Satan, What?!?!? You're a midget?!?!!? Would you mind painting yourself green and wearing a green outfit. Its been a dream of mine for years to have a green midget to hang out in my living room and operate my stereo system for me. Nothing sexual at all, just change the channels and stuff. My love of midgets is pure and honest. I am being dead serious too. There are very few things in this life that would make me happier than having a green midget to run all my electronic stuff for me. People would come over to watch movies (happens a lot, I've got a cool entertainment center) and see the midget. Of course they'd wonder why the hell there's a green midget in my living room and I could just casually say "Oh him, that's just the midget" before having them start the movie.
If anyone else knows a midget (or if you are one) who wouldn't mind being totaly green and is good with electronics have them contact me.
It has taken years to trust people and allow simple comraderie to establish itself. Faking it is easy, the real thing is much more difficult. Recently, a childhood friend stopped by my office. We haven't seen each other in 22 years. We were best friends as kids.
His dad was the elder book study conductor at our house. It took about 3 minutes of nicities to start talking about the effects of the WT on our lives. The first thing we talked about was how we had to guess at what was normal about things that other people just take for granted.
His solution was to have kids and try to reverse the effects for future generations. BTW, his Dad still calls and reminds him how he is responsible for the deaths of his children by refusing to go to the KH.
Relationships are the first thing the WT destroys in individuals and families. If we didn't get imprinted with healthy ones as kids .....we'll probably spend the rest of our lives guessing a bit.
The devil confesses and jesus makes fun of him.. humfff. I think you've been watching too much wizard of oz there, jesus. Next you'll be wanting fairies and elves and things. The dark side calleth you, my friend.
Geez, jesus. I'm over 6 feet tall, so i would likely distract your friends. Also, they probably wouldn't like my esoteric music.
SS
Edited by - saintsatan on 20 October 2002 19:44:31
I didn't really have many dub friends . I did like, and still do like some of the people who are dubs, just not as "friends". I just think of the ones I do like as being in the "those are nice people" catagory.
I tell people that I am an ex-JW, however I wait until we have a good relationship going first
I took this approach once with a man I was dating. When I finally told him I was an ex-jw, his immediate reaction was: "You belonged to a cult and lied to me all this time! How could you hide something like that and expect me to trust you not to lie about other things?"
Jwism is traumatic, and leaves trauma in the wake. Even their god is a traumatic trauma provider, that you have to stay on the right side of, or else. It's not a healthy sort of thing.

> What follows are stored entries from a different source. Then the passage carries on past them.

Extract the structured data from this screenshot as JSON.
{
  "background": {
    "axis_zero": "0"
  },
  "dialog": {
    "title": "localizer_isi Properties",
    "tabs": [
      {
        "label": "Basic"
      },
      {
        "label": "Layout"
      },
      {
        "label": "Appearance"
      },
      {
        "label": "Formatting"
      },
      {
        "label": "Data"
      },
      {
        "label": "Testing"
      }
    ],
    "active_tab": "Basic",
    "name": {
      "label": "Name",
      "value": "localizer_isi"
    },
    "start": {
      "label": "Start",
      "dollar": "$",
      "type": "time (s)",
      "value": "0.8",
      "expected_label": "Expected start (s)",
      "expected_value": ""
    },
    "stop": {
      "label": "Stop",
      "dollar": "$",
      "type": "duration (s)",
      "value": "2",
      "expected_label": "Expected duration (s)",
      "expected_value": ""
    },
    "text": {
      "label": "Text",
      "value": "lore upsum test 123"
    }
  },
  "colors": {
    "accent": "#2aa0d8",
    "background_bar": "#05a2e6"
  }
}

The difference seems to be that before jwism dishes out the trauma, they go to substantial effort to appear 'nice', so when it comes you aren't ready.
You don't need to be an ex-jw to have received the benefit of "jw love" for your improved faith in society. Our jw experience was similar - we were approached by them over an important matter, to furnish us their assurance that their intentions were good (gee, aren't they nice sort of christian people) - that was the setup - then they proceeded to do evil, congratulate themselves for such, and take pleasure in it.
The dog returns to its vomit - yes dubs, there's your meaning - it's your sin - and you lapped it up.
Simon; We have to face the facts. A normal person would not spend a Sunday afternoon logging on to an exJW website and reading comments from people who have never learned that it is ok to love yourself so you can love your fellow man as you love yourself.
In fact a normal person would be riding a bike with a bike club, watching a Baseball game at a ballpark or on TV. In the fall of the year a normal person would be deer hunting, or watching a Football game. Maby a normal person would be planting bulbs for spring flowers. Heck, a normal person may even be making homemake wine, if they could get the grapes.
Simon, a normal person might spend a whole Saturday just watching his or her children play little league Soccer, or spend an entire sunday just making love to to the one you promised to make love to forever.